Volume 19 - Issue 5

Mini Review Biomedical Science and Research Biomedical Science and Research CC by Creative Commons, CC-BY

Recognizing the Warning Progressive Signs of Academic Bullying and Harassment: The GGRID Tactics

*Corresponding author: Theodora Kostakopoulou, HIVA, KU Leuven University, Belgium.

Received: July 20, 2023; Published: July 27, 2023

DOI: 10.34297/AJBSR.2023.19.002624


It is increasingly being understood that the targets of academic bullying and harassment develop a wide range of mental and physical symptoms which may last for decades [1-4]. Perpetrators and their supporters do not seem to be concerned about the adverse consequences of their actions to targets mainly because the possibilities for any repercussions will be slim [5]. Institutional responses to reports of bullying and harassment frequently involve their legal teams and consultants to minimize a risk of any future consequences [6].

Although institutions have thorough policies against academic bullying and harassment and even encourage targets to speak up, their actions (even in following their own policies) are highly questionable [7]. Targets who speak up face systemic and procedural obstacles including denial, disbelief, and hominem attacks. Decision makers can do quite a lot to ensure that universities comply with duties to protect human rights and to act with care and due diligence. By insisting on a duty of care and a duty of due diligence, the law seeks to ensure that a certain institution does not fall below a certain standard of behaviour. If it does, gatekeepers (e.g., funding agencies and ministries of sciences) should impose sanctions against them.

Smart sanctions for violators of employees’ human rights could include publicity, naming and shaming, exclusion, or reduction of state funding or even removal of the teaching Licence. Regulators could also ensure that universities comply with data protection regulations, have operational and effective grievance procedures, and even produce an annual statement incorporating all information about complaints, grievances and bullying and harassment incidents as mentioned above. The judicial remedies option is always available, but the high cost of litigation, the reduction or non-availability of legal aid, fear and intimidation tactics pursued by the law firms representing universities, lack of impartiality by the judiciary when public authorities are involved in litigation and ‘institutional capture’, since universities often have close connections with government departments and cabinet offices, are inhibitive factors.

For the above-mentioned reasons, the prevention of academic bullying and harassment and of their progressive escalation are very important. Aside from the role of stakeholders, targets and witnesses of academic bullying and harassment can arm themselves with awareness about the five warning and progressive signs of bullying and harassment tactics by perpetrators which are

i. Goading

ii. Gaslighting

iii. Reversing victim/aggressor subject positions

iv. Isolating the targeted employee

v. Discrediting or defaming them (Figure 1).

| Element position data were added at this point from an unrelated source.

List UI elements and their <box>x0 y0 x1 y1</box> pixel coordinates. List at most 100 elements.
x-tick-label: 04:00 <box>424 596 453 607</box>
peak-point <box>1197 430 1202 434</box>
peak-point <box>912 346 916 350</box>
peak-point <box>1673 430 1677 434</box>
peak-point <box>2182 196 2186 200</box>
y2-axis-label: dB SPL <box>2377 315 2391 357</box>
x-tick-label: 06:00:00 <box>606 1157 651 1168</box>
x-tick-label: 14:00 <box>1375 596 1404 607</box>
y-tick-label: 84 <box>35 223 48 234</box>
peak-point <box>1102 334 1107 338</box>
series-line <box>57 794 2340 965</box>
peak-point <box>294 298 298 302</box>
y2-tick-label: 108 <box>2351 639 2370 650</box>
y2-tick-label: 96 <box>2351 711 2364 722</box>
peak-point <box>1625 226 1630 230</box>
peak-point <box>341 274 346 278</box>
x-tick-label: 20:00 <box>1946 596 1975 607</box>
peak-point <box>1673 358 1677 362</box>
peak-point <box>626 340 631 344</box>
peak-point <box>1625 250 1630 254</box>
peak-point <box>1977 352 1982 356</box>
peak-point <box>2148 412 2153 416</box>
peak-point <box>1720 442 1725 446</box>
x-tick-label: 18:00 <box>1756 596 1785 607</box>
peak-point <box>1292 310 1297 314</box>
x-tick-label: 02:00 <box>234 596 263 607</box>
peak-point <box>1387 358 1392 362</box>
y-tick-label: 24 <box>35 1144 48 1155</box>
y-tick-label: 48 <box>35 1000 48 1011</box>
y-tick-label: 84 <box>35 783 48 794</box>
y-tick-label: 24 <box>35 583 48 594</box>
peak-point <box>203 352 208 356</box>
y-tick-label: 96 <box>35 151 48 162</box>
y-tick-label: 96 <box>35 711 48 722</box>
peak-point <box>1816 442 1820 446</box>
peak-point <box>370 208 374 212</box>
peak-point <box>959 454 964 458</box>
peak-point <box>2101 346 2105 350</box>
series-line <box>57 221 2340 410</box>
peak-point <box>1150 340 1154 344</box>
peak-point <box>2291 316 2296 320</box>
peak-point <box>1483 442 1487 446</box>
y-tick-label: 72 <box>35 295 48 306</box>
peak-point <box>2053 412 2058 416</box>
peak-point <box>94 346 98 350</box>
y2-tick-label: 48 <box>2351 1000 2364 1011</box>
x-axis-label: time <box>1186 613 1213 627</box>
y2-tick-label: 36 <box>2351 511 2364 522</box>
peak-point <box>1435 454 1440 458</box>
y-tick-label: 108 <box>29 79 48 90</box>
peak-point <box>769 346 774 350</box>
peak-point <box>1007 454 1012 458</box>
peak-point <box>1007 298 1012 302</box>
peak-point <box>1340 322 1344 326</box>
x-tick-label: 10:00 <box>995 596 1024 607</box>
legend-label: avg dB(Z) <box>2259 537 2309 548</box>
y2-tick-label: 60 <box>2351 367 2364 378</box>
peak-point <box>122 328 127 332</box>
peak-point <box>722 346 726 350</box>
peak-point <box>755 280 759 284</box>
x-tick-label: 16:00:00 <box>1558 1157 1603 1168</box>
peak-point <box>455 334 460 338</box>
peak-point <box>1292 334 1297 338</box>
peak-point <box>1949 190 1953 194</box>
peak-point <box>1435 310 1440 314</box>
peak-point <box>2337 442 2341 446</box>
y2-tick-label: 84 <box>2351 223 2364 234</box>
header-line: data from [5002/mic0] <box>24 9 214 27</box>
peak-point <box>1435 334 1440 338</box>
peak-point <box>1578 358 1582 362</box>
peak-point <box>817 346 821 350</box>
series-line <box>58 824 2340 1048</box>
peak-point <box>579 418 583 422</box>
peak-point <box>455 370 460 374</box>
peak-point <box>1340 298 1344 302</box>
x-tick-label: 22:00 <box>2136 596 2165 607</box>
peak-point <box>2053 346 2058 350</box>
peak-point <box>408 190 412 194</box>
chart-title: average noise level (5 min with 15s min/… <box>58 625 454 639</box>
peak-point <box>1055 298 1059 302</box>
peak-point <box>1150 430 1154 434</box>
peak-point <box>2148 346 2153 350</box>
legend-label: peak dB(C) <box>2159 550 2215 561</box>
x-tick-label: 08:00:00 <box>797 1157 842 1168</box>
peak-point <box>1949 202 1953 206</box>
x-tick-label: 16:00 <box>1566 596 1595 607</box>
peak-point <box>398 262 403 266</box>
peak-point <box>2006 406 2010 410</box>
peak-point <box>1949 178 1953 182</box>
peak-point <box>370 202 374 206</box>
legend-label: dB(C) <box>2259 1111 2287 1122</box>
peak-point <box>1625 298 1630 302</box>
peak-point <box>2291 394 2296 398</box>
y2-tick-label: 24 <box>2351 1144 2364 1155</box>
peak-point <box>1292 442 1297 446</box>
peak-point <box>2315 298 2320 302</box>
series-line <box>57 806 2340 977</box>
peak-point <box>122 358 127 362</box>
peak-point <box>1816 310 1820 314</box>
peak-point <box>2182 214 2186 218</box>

These form a standard, bullying behavioural script and, therefore, targeted academics knowing about GGRID techniques should be able to act early to reduce and/or neutralize threats to their physical and mental health and well-being, career, and reputation. These form a standard, bullying behavioural script and, therefore, targeted academics knowing about these warning signs techniques should be able to act early to reduce and/or neutralize threats to their physical and mental health and well-being, career and reputation.

Biomedical Science &, Research

Figure 1: Details of the common five GGRID tactics used by perpetrators to harass targets.

The use of these common five GGRID tactics by perpetrators are both harmful and unlawful [5]. Exposure to goading and gaslighting even for a short period of time leads to tearfulness, irritability, low morale, and low mood, suspicion and insomnia [8,9]. Following a longer period, the targets may have a mental breakdown and be diagnosed with depression and even cardiovascular diseases [10]. Post-traumatic stress disorder also emerges from the combination of stress, mistrust, exposure to traumatic encounters, fear, and alarm [11]. Recovery is usually more difficult owing to the imposed isolation of the targets and their fear of more severe retaliation if they expose the bully and/or their tactics. Over time, the targets’ self confidence and self-esteem become eroded thereby making it more difficult for them to resist the aggressor’s sabotaging, interfering, or impeding their work performance, professional reputation and private and family life [12].

The perpetrators of these behaviours are contravening international human rights and fundamental freedoms [7], the law and the University’s own mission to maintain a safe and healthy workplace for the advancement of knowledge.